Updated on November 6, 2008

Batdorf & Stanley/All Wood and Stones

When James Lee Stanley approached John Batdorf with the idea of rearranging and recording an entire album of Rolling Stones songs, Batdorf must have thought Stanley was nuts. Acoustic treatments of classic rock? Maybe. But Stones? Credibility suicide. Still, Stanley had a track record--- a long string of albums and a song portfolio as thick as the national register, visited regularly by musicians looking for that certain song. Batdorf sat down and listened. When he'd heard enough, he shook hands and sealed the deal.

They tracked down some of the best and closest friends and musicians--- Paul Barrere (Little Feat), Timothy B. Schmit (Poco, Eagles), Ken Lyon (Lemonheads), Peter Tork, Scott Breadman (The Rippingtons) and Laurence Juber (Wings)--- laid out some smooth as silk arrangements, and came up with an album which, if the songs weren't already classics, would make them so. Like I said earlier. This ain't your granddaddy's Rolling Stones.  

It is the Stones' music, though, and handled so well that it will catch most Stones' fans by surprise. Hardcore fans will more than likely hate it, which will be their loss. Critics are and will be split, some calling it blasphemy, others innovative. The truth is, though, if you love good music and head into this album with an open mind and a love for arrangement, exceptional acoustic musicianship and stacked vocal harmonies, you could very well find All Wood and Stones getting more airplay than you might think.

Some of the arrangements are exceptional, like 19th Nervous Breakdown, which smooths out the Stones' harder edge and takes it into Crosby, Stills, Nash & Young territory. Or Satisfaction, acoustic blues with a choogling beat. Or Let's Spend the Night Together, given a slight Simon & Garfunkel Baby Driver beat and feel.  


John Batsdorf
John Batsdorf

The magic here, you see, lies in the treatments.  The guitar interplay, which weaves each song together so beautifully.  The vocal arrangements, which create the highs and lows.  The unlikely yet perfect directions the musicians take each movement.  Close your eyes and you sometimes forget that it is a Rolling Stones song and not an original, that it wasn't written to specifically be performed just that way. 

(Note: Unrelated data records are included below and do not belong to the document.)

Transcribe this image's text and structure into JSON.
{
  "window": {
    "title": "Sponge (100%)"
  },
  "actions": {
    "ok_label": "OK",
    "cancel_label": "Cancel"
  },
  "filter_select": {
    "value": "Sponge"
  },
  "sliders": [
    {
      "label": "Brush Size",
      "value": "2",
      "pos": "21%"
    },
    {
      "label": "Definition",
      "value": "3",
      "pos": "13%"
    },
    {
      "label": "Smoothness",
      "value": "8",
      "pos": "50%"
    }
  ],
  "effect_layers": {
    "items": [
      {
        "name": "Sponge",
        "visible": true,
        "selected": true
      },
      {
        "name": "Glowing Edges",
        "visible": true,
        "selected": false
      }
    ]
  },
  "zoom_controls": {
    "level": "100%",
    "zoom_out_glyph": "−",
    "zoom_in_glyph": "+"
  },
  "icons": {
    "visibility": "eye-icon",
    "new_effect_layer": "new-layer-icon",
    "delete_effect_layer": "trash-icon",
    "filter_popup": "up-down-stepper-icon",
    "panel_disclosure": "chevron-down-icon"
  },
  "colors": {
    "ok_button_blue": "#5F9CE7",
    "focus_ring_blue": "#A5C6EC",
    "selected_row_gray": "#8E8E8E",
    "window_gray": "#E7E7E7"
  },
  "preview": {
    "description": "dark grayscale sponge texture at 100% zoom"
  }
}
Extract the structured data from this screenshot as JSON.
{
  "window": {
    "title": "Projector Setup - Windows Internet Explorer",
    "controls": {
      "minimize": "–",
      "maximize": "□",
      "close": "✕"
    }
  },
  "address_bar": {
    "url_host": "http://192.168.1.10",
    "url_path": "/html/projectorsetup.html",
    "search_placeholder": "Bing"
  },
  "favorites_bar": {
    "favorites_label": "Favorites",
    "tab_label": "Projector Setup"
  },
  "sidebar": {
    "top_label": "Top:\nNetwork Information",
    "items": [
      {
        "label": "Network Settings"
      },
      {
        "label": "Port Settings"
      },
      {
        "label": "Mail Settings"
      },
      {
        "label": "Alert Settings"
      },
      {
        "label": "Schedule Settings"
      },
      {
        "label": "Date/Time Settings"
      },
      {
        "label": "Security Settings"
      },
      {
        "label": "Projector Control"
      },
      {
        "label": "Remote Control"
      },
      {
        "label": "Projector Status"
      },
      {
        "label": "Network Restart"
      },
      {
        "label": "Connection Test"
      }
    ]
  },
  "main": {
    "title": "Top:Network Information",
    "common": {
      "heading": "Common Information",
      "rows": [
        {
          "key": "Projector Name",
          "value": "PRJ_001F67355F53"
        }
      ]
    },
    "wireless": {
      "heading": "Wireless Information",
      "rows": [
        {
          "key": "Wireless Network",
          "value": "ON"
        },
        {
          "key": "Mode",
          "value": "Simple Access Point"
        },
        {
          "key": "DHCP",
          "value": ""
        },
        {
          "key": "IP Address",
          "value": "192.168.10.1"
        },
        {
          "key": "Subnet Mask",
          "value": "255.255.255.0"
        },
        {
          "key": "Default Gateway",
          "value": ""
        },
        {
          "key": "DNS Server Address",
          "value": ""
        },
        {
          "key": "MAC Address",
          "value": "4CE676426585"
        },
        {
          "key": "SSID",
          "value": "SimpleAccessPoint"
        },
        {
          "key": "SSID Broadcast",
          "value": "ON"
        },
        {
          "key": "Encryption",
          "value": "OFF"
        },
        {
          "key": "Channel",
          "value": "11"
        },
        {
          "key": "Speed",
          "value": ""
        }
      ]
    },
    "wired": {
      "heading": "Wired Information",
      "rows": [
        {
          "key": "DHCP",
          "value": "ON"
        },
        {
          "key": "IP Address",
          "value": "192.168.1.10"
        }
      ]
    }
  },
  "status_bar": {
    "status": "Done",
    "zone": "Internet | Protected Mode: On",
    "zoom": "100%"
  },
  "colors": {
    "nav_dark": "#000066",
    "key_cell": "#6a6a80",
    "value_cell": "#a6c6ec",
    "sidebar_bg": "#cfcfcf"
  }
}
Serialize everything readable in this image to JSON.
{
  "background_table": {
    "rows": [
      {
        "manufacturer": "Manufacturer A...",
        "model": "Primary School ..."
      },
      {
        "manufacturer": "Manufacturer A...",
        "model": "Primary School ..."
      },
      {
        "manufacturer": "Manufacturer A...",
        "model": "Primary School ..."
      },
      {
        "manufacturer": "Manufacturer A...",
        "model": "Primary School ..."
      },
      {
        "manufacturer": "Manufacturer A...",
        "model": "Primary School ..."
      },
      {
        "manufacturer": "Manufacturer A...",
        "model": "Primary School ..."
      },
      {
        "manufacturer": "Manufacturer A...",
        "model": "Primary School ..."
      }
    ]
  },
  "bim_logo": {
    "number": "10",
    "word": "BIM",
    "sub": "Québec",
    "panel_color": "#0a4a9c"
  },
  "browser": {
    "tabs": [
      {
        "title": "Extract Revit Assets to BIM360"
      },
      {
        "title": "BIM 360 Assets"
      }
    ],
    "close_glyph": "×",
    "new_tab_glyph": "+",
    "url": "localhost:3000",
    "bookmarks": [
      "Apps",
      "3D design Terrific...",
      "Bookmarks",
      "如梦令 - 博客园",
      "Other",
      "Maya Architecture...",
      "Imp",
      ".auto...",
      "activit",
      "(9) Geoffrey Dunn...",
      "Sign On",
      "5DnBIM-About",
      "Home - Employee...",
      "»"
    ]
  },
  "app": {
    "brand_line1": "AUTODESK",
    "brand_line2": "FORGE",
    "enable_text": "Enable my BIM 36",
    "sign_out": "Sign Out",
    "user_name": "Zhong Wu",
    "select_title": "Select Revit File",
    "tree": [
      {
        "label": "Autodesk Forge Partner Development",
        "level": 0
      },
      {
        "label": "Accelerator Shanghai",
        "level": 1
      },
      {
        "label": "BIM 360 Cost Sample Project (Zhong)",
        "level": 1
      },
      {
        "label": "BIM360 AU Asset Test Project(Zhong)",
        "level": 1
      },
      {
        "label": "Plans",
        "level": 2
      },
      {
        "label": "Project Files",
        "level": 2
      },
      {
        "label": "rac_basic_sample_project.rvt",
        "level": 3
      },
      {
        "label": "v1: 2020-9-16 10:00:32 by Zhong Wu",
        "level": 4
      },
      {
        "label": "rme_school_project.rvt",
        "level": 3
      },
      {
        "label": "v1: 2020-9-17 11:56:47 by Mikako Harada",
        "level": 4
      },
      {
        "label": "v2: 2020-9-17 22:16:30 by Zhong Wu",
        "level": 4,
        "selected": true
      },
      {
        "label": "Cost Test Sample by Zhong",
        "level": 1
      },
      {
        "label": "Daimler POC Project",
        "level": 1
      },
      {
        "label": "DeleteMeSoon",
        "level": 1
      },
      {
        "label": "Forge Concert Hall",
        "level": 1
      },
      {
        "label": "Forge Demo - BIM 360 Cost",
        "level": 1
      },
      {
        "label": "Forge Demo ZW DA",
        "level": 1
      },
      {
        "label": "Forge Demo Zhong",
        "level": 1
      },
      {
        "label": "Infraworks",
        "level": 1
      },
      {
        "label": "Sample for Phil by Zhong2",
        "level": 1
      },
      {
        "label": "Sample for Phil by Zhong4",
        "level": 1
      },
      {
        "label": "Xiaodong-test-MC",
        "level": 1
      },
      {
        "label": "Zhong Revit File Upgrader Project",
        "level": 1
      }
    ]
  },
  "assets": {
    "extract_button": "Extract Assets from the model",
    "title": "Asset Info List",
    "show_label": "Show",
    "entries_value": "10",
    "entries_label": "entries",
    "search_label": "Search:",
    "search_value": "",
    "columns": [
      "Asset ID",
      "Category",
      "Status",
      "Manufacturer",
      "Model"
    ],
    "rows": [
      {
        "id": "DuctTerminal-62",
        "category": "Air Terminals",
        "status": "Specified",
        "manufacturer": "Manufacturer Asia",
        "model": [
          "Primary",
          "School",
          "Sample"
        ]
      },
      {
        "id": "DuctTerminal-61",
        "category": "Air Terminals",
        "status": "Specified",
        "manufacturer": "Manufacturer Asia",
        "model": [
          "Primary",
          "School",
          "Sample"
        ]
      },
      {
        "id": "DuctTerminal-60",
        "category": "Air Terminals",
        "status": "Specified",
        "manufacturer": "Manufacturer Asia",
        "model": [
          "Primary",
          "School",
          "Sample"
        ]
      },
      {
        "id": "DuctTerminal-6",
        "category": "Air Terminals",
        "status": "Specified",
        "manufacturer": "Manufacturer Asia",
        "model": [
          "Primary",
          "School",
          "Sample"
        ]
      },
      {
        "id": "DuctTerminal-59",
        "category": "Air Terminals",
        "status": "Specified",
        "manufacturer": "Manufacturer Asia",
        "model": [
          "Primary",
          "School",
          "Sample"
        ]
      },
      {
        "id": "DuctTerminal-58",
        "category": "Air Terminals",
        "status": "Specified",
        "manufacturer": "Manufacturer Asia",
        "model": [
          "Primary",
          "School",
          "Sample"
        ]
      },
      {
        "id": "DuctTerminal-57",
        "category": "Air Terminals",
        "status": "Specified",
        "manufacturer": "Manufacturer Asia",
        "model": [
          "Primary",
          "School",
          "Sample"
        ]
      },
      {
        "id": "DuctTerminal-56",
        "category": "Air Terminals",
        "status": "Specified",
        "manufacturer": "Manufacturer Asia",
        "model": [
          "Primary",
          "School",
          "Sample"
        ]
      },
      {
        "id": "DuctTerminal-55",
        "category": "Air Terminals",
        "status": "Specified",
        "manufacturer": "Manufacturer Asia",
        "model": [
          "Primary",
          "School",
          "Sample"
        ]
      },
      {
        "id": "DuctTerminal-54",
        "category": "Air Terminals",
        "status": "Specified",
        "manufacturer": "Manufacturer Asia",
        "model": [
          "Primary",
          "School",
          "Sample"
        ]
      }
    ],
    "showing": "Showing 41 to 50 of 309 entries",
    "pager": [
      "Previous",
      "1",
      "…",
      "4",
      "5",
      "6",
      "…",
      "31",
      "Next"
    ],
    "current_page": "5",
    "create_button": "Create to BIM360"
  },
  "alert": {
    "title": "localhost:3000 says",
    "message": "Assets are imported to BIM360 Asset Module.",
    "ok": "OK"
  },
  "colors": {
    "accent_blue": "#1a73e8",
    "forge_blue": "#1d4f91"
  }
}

How's this for an experiment.  Find a bunch of people who have not been saturated for 40 years with the Stones, put them in a room with a set of headphones and play the Stones' and then Batdorf & Stanley's versions of each song.  Then, find a bunch who grew up with the Stones and do the same.  See which versions each group prefers. 

Myself, I prefer them both.  I grew up with the Stones and love their early hits.  Then again, I am a sucker for great arrangements and solid production as well as plain beautiful music.  It's a tossup.  Right now, though, I lean toward Batdorf & Stanley.  Forty years of the Stones has taken a toll.  I need some rest.